Vous constaterez, sur cet exemple particulier, combien il est difficile d’établir la vérité des faits, mais vous conviendrez aussi que la difficulté ne doit pas inhiber notre recherche de la vérité et sa proclamation. J’y vois là, pour ma part, un service de charité. Nier ou dissimuler la vérité n’en est pas un.
Je reviens, pour conclure, sur l’incroyable attaque dont notre blogue a été l’objet par le Père Christophe Roucou – et je remercie, en passant, tous les lecteurs qui nous ont encouragé par leurs commentaires que je n’ai pas tous validés, certains auraient pu mettre leurs rédacteurs en difficulté… Le jeune homme égorgé était-il chrétien ? Le directeur du Service national des relations avec l’Islam (SRI), qui ne bénéficie pas d’une cote de champion auprès des convertis chrétiens du Maghreb ou du Moyen-Orient, « après enquête auprès des services [?] du Quai d’Orsay », opine négativement. On me signalait hier après-midi la confidence d’un Libanais qui, lui aussi, avait contacté le ministère des Affaires étrangères, pour savoir si le jeune homme égorgé sur la vidéo était un chrétien : la réponse des ses interlocuteurs – dont j’ignore l’identité et la qualité – fut en substance : peut-être que oui, peut-être que non… Le Quai d’Orsay – qui ne nous a, par ailleurs, pas fait l’honneur d’une réponse à nos deux courriels… – semble avoir donné un son de cloche au Père Roucou et un autre au Libanais. À moins que, mais là je vais frôler la pétition de principe – pardon, mon Dieu ! – le Père Roucou ait obtenu la même réponse évasive que le Libanais, mais qu’il n’en ait, pour les besoins de sa cause, retenu que la deuxième partie de l’alternative : peut-être que non… Allez savoir.

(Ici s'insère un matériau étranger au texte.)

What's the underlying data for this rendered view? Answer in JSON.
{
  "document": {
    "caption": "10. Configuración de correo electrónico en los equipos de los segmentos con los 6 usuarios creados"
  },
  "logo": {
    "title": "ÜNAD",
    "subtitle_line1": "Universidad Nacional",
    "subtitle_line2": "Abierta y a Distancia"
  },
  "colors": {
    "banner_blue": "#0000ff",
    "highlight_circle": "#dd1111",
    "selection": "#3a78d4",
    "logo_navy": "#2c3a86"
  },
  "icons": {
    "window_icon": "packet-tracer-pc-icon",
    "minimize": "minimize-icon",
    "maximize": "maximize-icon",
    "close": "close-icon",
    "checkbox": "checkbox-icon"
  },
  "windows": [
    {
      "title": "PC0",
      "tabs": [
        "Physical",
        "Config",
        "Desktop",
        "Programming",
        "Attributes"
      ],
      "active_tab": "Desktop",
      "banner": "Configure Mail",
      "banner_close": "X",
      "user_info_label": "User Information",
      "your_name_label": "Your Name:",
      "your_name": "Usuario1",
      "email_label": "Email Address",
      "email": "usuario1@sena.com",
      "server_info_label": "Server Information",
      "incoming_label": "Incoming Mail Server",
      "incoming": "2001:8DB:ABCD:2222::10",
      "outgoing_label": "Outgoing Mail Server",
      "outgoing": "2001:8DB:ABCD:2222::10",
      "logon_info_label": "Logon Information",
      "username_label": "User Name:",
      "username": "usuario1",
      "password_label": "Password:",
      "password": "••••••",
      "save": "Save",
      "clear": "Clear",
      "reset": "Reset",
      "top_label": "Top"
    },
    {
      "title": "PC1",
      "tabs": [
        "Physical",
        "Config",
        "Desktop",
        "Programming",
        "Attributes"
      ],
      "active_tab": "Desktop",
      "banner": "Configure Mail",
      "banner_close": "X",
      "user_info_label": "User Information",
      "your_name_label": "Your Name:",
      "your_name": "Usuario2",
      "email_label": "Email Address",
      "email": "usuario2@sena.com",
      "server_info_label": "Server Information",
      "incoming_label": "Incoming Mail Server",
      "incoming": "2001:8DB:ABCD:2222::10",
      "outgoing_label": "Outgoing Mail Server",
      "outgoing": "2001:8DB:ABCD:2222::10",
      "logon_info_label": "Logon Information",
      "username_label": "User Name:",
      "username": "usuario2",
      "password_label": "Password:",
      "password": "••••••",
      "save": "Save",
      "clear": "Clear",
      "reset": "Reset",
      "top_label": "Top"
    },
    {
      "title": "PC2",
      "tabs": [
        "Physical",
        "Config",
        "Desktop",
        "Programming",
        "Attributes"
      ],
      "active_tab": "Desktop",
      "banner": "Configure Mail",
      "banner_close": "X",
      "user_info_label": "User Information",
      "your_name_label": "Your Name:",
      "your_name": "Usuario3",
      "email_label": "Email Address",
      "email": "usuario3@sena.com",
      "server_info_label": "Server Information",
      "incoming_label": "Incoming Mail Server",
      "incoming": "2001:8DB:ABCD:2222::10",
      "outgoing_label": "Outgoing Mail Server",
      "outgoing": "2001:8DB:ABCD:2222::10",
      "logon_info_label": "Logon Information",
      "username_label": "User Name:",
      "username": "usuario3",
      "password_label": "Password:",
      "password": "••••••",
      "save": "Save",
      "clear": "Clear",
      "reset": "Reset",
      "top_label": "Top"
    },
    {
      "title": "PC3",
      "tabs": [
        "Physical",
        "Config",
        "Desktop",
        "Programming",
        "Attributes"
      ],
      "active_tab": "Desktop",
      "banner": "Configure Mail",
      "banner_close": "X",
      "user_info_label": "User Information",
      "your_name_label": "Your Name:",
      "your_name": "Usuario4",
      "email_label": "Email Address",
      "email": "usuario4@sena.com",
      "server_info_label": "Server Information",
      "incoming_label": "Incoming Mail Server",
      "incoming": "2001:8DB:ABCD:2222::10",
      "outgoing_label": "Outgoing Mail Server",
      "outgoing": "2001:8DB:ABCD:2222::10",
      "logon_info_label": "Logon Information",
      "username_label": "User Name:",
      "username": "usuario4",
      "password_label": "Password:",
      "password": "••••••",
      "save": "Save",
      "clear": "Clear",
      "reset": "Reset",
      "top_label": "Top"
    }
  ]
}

Nous avons trop d’exemples dans un passé proche ou très proche de la désinformation et des massacres ou menaces de morts sur les chrétiens lors de guerre civile et pas que dans les pays à majorité musulmane pour ne pas nous méfier de ceux qui disent que tout va bien…alors qu’ils ne veulent même pas admettre ce qui se passent devant leur porte.
L’idéologie rend plus facilement aveugle qu’un bandeau sur les yeux.
Encore mille mercis M. Hamiche pour votre travail.
Prions pour nos frères persécutées dans l’indifférence et la calomnie du monde car ne pas reconnaître leurs persécutions c’est pire que de leur cracher physiquement au visage.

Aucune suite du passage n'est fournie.